Salvo los movimientos armados, la izquierda del siglo XX no recurrió a las capuchas para ocultarse, antes bien éste fue un uso de los grupos de choque —del Estado, los caciques y la derecha radical— para amedrentar y desarticular a los movimientos sociales y a sus expresiones políticas. Es claro que el vaciamiento de la democracia representativa, el desprestigio de la política partidaria, la manera cada vez más agresiva en que el capitalismo invade el espacio social y la violencia descontrolada y extendida en todos los ámbitos han propiciado que el embozamiento se naturalice como instrumento legítimo de la acción colectiva. Tampoco cabe duda de la eficacia probada de la táctica del black bloc con la que se articula, su capacidad identitaria y el atractivo entre los jóvenes. El problema reside en las pérdidas que para la izquierda representa esta vuelta al anonimato.
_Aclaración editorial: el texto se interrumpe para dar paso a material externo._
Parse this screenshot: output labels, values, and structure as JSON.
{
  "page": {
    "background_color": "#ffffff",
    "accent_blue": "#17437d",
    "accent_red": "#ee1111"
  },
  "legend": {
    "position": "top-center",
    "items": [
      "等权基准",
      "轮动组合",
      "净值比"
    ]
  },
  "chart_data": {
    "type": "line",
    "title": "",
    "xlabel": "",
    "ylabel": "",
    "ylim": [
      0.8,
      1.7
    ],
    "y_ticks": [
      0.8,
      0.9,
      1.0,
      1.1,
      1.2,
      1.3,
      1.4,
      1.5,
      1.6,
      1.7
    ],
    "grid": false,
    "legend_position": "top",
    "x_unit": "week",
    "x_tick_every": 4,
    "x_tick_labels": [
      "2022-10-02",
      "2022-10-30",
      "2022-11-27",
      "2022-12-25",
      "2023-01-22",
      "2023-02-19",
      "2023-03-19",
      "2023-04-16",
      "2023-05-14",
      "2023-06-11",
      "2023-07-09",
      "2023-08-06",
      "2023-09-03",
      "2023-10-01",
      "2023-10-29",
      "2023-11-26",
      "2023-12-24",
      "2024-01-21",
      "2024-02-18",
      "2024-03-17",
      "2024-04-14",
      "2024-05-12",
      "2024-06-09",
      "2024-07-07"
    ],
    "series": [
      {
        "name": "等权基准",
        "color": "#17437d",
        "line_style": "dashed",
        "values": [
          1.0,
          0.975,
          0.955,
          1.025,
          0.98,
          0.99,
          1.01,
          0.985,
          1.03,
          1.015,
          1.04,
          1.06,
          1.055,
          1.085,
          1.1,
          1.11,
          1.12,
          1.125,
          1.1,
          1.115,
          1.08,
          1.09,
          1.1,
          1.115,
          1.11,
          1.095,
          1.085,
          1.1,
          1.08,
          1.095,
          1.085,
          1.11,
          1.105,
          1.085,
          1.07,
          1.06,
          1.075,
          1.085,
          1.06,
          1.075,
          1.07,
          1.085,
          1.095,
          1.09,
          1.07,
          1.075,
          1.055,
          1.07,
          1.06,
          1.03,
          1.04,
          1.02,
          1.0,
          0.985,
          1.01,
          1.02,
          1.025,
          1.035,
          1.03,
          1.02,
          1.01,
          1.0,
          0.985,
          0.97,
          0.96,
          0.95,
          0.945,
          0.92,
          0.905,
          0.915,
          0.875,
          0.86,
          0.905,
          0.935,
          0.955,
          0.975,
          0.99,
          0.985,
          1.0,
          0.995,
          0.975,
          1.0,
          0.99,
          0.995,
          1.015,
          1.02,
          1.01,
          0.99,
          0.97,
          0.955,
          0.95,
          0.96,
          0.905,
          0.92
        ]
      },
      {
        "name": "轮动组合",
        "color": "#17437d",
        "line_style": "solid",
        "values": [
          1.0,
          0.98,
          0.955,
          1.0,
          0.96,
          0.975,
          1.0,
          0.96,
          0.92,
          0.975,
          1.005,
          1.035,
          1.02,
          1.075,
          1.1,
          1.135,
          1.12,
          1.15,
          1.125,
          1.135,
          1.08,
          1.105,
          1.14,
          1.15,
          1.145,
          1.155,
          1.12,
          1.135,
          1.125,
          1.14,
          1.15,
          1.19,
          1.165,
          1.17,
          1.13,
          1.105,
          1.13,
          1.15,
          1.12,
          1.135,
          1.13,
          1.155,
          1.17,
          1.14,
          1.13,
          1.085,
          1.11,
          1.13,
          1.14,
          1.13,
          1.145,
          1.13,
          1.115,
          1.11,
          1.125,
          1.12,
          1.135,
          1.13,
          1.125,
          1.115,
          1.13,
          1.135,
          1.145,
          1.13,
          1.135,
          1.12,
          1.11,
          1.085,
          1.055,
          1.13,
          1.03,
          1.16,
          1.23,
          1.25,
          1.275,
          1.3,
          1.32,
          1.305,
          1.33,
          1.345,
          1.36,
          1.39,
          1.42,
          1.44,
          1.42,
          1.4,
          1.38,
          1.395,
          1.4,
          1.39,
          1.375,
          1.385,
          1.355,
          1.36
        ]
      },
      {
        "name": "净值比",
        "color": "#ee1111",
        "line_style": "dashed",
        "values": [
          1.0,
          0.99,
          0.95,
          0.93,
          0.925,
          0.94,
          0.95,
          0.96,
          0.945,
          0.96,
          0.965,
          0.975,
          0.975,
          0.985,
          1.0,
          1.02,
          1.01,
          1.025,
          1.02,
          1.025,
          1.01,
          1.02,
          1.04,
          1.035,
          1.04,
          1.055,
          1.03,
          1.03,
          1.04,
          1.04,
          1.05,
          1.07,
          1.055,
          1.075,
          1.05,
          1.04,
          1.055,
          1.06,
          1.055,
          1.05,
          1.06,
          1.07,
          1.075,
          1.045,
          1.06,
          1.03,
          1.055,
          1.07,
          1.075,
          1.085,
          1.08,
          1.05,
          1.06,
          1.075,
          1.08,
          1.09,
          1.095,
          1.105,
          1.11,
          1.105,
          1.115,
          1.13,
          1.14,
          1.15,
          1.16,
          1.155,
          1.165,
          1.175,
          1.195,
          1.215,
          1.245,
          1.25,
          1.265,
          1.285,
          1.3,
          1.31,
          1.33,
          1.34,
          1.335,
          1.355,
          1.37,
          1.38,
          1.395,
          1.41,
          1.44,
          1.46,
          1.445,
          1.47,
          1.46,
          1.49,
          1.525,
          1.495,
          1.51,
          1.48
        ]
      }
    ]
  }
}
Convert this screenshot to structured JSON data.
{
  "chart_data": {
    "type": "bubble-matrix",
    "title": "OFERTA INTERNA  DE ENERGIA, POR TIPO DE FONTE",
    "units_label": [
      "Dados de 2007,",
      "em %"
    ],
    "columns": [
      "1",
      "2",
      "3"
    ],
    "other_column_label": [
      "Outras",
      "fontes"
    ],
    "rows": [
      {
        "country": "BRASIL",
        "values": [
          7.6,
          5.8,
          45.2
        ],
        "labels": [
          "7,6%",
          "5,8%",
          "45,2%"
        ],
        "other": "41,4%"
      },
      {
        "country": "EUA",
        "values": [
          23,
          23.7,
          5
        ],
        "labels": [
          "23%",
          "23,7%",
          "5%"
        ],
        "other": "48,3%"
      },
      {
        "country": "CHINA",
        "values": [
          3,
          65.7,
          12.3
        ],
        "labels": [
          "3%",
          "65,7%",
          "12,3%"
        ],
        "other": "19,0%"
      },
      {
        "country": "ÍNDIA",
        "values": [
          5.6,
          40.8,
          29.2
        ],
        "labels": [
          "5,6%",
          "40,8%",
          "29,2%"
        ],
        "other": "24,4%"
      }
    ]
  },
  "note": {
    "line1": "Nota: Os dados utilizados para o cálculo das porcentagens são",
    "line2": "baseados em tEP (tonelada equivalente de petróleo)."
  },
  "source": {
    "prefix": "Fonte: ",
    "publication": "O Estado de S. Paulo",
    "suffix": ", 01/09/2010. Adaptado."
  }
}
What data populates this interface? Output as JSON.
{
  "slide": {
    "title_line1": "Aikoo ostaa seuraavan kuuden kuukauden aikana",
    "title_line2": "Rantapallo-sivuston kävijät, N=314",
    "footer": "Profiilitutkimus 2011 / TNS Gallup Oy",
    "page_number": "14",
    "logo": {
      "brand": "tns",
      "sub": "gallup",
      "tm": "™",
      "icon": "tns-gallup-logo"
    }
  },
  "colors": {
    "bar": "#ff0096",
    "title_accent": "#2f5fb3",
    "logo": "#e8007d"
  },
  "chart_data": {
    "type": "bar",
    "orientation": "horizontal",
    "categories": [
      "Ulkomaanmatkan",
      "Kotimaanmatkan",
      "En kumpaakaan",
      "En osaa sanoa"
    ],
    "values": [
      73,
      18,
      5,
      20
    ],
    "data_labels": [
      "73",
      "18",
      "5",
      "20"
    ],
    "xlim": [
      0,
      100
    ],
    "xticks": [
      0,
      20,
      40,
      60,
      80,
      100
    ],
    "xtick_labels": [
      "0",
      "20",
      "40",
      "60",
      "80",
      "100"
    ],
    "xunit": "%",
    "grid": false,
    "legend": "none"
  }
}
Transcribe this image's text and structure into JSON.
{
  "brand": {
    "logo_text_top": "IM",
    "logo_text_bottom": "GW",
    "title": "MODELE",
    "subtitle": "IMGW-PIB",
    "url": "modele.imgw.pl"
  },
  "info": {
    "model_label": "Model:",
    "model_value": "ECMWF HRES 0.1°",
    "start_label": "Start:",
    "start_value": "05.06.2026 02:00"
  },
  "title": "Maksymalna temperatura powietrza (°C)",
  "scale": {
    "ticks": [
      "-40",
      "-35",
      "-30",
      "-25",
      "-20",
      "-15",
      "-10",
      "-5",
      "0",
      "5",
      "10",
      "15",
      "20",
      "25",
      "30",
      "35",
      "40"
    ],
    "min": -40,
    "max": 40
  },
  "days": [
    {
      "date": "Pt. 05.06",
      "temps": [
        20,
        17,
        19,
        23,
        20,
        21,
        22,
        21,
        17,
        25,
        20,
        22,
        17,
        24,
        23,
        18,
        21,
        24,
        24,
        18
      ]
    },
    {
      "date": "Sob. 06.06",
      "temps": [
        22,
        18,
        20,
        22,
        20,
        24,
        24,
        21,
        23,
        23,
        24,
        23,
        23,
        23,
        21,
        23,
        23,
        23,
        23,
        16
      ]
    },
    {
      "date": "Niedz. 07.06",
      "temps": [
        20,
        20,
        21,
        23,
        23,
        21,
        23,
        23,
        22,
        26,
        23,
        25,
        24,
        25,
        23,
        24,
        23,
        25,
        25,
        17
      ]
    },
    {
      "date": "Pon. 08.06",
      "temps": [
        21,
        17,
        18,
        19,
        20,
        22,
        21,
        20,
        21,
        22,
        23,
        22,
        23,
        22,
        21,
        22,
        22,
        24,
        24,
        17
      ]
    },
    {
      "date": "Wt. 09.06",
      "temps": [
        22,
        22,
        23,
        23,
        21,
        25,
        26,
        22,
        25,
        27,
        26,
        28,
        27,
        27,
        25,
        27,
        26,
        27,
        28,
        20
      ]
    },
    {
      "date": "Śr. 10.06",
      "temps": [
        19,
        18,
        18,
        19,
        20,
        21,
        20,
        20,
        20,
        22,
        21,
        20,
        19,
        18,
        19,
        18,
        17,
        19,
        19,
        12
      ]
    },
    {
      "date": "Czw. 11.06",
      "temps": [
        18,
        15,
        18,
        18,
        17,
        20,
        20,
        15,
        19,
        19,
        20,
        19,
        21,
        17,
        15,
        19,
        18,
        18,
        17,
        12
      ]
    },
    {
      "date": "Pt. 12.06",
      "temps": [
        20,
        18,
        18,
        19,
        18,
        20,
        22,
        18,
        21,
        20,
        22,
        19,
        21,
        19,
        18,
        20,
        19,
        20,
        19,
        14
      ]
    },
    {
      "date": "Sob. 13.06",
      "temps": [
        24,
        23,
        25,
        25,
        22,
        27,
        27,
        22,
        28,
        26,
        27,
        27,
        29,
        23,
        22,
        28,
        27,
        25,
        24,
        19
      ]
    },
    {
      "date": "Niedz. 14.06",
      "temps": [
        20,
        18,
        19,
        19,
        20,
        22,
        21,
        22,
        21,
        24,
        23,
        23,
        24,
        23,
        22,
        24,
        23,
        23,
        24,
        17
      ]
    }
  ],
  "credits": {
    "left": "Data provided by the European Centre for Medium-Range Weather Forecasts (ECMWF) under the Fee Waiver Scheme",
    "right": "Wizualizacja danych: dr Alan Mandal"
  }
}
Hemos insistido en el asunto de la responsabilidad, esto es, la convicción de la izquierda de que sus objetivos son moral y políticamente correctos, que sus métodos se corresponden con ellos y que expresan el interés mayoritario de la sociedad. Hacerse públicamente cargo de esto ratifica dichas certezas. Sumado a ello, la izquierda históricamente ha aspirado a la inclusión (de las clases, el género, las minorías, las nacionalidades) y esto implica, entre otras muchas cosas, salir de la política del gueto y las prácticas sectarias, de la exclusión que supone la máscara que separa claramente a quienes están dentro y fuera del grupo, a los que poseen los códigos de acceso de los que carecen de ellos. El anonimato traba además el diálogo, pues el interlocutor no es alguien identificable a quien se le pueda filiar con una condición, actividad o status, por tanto, se ignora su carácter y representatividad —aunque pretenda hablar a nombre del común—, lo que no corresponde a un ejercicio democrático genuino en el que cada quien interviene a título de algo, desde una posición reconocible, con el aval de los demás y gozando de una respetabilidad suficiente que permite confiar en él. Asimismo, el anonimato abre un flanco a la impunidad en la medida en que nadie se responsabiliza de los posibles daños de la acción colectiva o de la afectación de terceros. Por último, el anonimato posibilita que cualquier grupo actúe por cuenta propia, pero lo haga a título colectivo, o la intromisión de núcleos externos que obedezcan a agendas distintas e incluso contrarias a las del movimiento. Conquista irrenunciable de la izquierda fue salir de la clandestinidad y ocupar el espacio público, obtener mediante la lucha derechos sociales e individuales, hacer política de manera abierta e intentar ganar a los más para su tentativa de resolver la cuestión social y conseguir la emancipación humana. Lograrlo requiere de inicio y por principio abandonar las sombras y quitarse las capuchas.